While it may show that God did not abandon the divorced women to destitution, prostitution, or a synonym for slavery that ends in "-itution," there's no indication within the context of this particular book that Ezra or the others (except maybe those few clans who refused to go along with his program of ethnic cleansing) gave any consideration for the fate of the women.
I'm sure some of them did, naturally, and maybe even wept over the harsh necessity of the act, from a sense of proper charity, but the whole point of the passage is: We have intermarried with foreign women, this has angered God, and we need to drive them out.
And I note again the irony that God is strangely silent this entire book. No prophets appear and advise this course of action; the Word of the Lord never trumpets forth any guidance or advice.
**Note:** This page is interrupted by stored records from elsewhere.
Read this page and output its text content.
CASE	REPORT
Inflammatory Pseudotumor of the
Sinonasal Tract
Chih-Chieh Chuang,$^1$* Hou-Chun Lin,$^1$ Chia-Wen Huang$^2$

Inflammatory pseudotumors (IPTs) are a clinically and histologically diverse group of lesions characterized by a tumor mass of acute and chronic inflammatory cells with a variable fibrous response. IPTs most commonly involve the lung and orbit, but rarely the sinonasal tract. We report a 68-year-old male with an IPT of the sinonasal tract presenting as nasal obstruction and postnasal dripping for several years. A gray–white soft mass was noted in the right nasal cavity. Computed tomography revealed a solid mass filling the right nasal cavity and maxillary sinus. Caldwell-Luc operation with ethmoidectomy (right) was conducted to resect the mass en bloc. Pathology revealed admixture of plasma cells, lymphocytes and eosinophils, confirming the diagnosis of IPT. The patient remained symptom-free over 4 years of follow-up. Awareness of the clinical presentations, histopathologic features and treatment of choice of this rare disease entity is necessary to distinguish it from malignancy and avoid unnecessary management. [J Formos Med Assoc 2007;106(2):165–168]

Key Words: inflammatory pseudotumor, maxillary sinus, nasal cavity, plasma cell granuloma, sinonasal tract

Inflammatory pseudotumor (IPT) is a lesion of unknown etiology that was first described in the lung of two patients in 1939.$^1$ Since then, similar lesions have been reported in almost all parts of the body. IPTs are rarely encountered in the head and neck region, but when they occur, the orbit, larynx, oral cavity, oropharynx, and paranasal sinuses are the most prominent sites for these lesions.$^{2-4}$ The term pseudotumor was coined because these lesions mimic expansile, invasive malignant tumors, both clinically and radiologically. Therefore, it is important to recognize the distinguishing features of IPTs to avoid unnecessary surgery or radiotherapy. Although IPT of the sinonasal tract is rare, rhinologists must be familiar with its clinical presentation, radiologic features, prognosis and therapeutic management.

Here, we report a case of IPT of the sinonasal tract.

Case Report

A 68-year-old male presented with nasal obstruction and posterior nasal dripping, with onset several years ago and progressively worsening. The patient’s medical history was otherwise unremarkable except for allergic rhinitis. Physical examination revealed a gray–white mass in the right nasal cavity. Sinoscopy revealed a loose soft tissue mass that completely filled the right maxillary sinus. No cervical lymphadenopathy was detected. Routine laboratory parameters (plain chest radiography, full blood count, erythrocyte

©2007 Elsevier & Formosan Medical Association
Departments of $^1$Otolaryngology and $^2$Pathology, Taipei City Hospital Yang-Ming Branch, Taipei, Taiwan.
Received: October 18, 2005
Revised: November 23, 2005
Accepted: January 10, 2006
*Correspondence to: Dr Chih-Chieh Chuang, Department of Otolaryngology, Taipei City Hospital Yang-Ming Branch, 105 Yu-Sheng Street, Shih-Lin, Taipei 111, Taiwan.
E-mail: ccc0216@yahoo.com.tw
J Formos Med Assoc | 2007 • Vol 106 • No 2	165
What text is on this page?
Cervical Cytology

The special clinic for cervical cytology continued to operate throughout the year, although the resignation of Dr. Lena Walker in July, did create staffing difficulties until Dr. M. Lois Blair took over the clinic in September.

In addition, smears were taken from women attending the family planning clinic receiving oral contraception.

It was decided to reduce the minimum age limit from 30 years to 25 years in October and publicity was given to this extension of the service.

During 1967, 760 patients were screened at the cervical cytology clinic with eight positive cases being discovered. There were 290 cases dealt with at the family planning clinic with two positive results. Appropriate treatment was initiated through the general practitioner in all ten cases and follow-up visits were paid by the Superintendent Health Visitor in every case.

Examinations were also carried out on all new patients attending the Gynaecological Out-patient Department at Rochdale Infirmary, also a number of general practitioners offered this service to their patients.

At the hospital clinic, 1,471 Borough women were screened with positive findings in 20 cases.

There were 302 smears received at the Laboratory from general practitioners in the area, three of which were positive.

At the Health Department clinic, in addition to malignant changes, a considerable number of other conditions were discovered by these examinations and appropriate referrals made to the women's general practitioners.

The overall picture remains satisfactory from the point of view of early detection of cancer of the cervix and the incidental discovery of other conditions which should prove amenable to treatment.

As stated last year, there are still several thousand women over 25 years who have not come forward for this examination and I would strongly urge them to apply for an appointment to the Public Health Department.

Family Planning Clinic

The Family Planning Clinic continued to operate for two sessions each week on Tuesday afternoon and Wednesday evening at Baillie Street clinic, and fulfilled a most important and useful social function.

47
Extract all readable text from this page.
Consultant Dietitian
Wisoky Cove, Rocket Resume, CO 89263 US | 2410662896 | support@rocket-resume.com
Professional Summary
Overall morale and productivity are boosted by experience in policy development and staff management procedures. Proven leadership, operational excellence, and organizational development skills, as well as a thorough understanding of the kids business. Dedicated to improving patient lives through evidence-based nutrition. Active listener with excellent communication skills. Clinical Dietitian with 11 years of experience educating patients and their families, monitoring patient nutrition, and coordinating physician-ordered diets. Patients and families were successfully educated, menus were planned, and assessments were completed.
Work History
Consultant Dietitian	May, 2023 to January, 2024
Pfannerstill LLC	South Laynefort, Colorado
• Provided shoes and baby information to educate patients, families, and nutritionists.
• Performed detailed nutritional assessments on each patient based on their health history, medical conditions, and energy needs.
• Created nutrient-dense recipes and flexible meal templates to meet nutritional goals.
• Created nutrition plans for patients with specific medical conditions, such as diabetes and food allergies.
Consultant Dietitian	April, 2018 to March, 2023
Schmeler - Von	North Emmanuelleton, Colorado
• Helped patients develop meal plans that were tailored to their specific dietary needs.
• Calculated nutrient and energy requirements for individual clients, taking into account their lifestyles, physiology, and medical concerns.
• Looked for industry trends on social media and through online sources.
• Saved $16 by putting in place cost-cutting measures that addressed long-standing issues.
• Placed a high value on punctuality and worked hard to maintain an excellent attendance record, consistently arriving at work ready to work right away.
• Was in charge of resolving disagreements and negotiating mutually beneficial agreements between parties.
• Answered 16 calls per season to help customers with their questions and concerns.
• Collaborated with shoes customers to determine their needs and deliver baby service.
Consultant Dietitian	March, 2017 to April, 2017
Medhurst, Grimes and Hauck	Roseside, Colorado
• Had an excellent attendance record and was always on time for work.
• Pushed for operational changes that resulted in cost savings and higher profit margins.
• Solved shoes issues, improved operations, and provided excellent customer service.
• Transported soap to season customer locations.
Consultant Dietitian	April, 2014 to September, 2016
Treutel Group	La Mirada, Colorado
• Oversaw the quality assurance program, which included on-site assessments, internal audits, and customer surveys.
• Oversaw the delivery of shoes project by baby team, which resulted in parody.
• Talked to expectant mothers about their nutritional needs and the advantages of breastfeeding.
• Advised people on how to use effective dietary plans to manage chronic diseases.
It's just Ezra, fasting and in mourning over the sin of his people.
I don't think God views women as more evil then men, but look at the relatively low importance they get in the Bible. They have names like Potiphar's wife, Noah's wife, and Pilate's wife; they're viewed as possessions to be given away or claimed, or in this case, sent away; and they're often held us as examples of evil, as with Jezebel, the voice of destruction in Proverbs, and for that matter many proverbs paint them poorly: "Better to live a desert by yourself than to share a roof with an ill-manner and contentious woman"; "Among a thousand men, I found one upright, but among a thousand women, I found none" and so on.
There are some great examples of strong women in the Bible -- Deborah, Ruth and Esther -- but with the exception of those last two, the details on their lives are sparse and their roles are secondary and limited to being someone's wife or mother
You know how some feminists, when there's a domestic dispute, always blame the husband? Or how some women view every man as a potential rapist, and automatically assume that we're scoping them out for sex? That's what life is like, on a daily basis, for women who live in a patriarchy. It's not just a matter of a little bit of chauvanism. It's an automatic assumption of guilt, and disproportionate punishment ... much like what Ezra did.
The account of Hagar in the book of Genesis may suggest something in the larger biblical context, that God did not abandon these women, but the book of Ezra gives the impression that the foreign women were a source of evil, and needed to be driven out before they led the men astray. Read on its own, for what it says, the book of Ezra suggests that God did not give a crap about these women, because they were foreign.
And the flip side is that the book gives the added impresson that God probably didn't give a crap about the Jewish women who had married foreign men in Babylon or elsewhere. No one is urged to put away her foreign husband or half-breed children. I say it again: Patriarchy sucks.